While decreasing gas demand has prices below June’s record highs, the cost per gallon is still at levels never seen before this year. Despite President Joe Biden’s efforts to paint the problem as “Putin’s price hike,” the political pressure is on the Biden administration to lower domestic prices, though most of its ideas are being met with resistance.
U.S. oil companies, increasingly at odds with the president over the cause of rising oil prices, urged Biden against banning fuel exports, which have been rising to near record levels lately. While forcing companies to keep oil products in the country could increase domestic supply and depress demand, refiners could decide to bring down output in response.
“I think that would be a very bad idea,” said Andy Lipow, president of Lipow Oil Associates. “While in the short term, it might mitigate some of the increases in oil prices, what you’ll actually see is investment will start to come to a halt in the oil patch here in the U.S.”
U.S. oil production is still lagging below pre-pandemic levels, though it is on the rise. As of June 24, the Baker Hughes rig count is up 60% compared with last year. But the nation is still far below the near 13 million barrels of crude oil produced every day at the end of 2019. Part of it, Lipow said, is the residual pain from tanking COVID-19 pandemic prices and bankruptcies that ensued. Supply chain issues are also at play. Another factor is the political environment between two vastly different administrations.

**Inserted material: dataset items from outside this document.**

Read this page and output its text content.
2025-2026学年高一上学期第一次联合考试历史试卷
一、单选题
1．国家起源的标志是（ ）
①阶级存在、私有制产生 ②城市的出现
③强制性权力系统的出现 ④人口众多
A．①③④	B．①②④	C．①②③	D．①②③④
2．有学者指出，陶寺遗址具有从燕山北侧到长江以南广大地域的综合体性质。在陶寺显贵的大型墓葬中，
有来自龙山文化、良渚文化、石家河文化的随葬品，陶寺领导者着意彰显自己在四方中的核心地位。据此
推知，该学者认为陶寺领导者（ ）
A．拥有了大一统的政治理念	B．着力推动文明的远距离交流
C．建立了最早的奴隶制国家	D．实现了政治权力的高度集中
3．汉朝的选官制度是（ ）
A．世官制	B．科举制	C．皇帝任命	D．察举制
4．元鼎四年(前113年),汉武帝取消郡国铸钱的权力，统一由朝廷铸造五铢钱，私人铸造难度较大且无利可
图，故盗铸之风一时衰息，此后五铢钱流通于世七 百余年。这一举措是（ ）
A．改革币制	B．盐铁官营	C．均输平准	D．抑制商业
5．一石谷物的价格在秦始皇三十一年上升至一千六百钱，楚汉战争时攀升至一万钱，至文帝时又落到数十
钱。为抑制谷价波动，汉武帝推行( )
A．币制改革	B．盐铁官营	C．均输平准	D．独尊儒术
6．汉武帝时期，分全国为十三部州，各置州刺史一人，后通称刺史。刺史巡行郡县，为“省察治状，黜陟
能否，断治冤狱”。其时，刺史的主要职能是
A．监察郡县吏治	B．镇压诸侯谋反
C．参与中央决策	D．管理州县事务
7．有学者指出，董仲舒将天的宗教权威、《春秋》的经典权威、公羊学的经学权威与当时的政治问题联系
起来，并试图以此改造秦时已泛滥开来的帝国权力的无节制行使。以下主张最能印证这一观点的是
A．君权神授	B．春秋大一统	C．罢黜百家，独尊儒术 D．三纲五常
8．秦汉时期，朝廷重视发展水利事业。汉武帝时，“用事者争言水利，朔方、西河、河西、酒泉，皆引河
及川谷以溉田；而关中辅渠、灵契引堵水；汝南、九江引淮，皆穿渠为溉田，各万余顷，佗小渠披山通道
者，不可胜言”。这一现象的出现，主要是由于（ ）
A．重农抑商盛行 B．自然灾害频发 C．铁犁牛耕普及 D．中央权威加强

“The [Biden] administration’s misguided policy agenda shifting away from domestic oil and natural gas has compounded inflationary pressures and added headwinds to companies’ daily efforts to meet growing energy needs while reducing emissions,” the American Petroleum Institute said in a statement aimed at the president.

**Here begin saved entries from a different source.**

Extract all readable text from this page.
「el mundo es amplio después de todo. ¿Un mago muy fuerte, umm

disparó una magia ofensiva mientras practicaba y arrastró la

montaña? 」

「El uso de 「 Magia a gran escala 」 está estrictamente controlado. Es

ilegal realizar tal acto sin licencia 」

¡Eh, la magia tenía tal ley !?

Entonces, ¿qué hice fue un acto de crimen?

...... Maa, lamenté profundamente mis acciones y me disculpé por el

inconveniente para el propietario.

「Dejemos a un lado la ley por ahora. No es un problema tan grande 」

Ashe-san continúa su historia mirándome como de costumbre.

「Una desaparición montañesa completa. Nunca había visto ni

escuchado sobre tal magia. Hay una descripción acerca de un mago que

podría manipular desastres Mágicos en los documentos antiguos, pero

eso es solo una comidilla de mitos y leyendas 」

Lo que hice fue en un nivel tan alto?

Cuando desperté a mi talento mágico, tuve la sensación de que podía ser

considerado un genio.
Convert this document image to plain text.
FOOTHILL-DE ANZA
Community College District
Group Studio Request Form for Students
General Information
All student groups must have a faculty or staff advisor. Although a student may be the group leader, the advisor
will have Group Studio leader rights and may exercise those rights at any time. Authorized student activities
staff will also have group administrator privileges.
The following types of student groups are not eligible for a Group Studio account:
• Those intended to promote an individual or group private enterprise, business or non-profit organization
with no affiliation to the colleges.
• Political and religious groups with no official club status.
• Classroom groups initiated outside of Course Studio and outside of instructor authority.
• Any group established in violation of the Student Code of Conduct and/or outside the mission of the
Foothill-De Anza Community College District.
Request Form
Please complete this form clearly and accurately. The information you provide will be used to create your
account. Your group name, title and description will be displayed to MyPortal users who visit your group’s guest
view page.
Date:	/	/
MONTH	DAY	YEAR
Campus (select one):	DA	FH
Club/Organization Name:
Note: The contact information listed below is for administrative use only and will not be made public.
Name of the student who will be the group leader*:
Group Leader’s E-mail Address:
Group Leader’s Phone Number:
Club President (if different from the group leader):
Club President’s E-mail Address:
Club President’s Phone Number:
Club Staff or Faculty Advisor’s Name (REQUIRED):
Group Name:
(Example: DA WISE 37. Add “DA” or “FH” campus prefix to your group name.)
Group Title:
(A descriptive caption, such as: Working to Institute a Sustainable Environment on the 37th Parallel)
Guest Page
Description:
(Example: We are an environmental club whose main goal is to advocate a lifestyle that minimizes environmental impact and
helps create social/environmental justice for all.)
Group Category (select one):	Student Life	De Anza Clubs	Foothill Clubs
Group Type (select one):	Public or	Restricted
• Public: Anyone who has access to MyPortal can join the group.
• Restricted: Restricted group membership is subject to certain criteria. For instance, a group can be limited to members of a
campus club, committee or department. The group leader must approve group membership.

While Biden has harped on oil refiners to boost production with rising prices, critics say his positions on fossil fuels are discouraging that investment.
“In the back of their mind, they are concerned that we have an administration that really wants to phase out fossil fuels, so how much investment do you really want to make over the next five or 10 years is the big question in their mind,” Lipow said.
That said, high oil prices have been enough to convince some companies to start increasing budgets and investments despite worries about the future.
“They always say that the cure to high prices is high prices, and that’s exactly what I think we’ll see,” ExxonMobil CEO Darren Woods told the Financial Times. “So it’s a question of how high prices eventually rise.”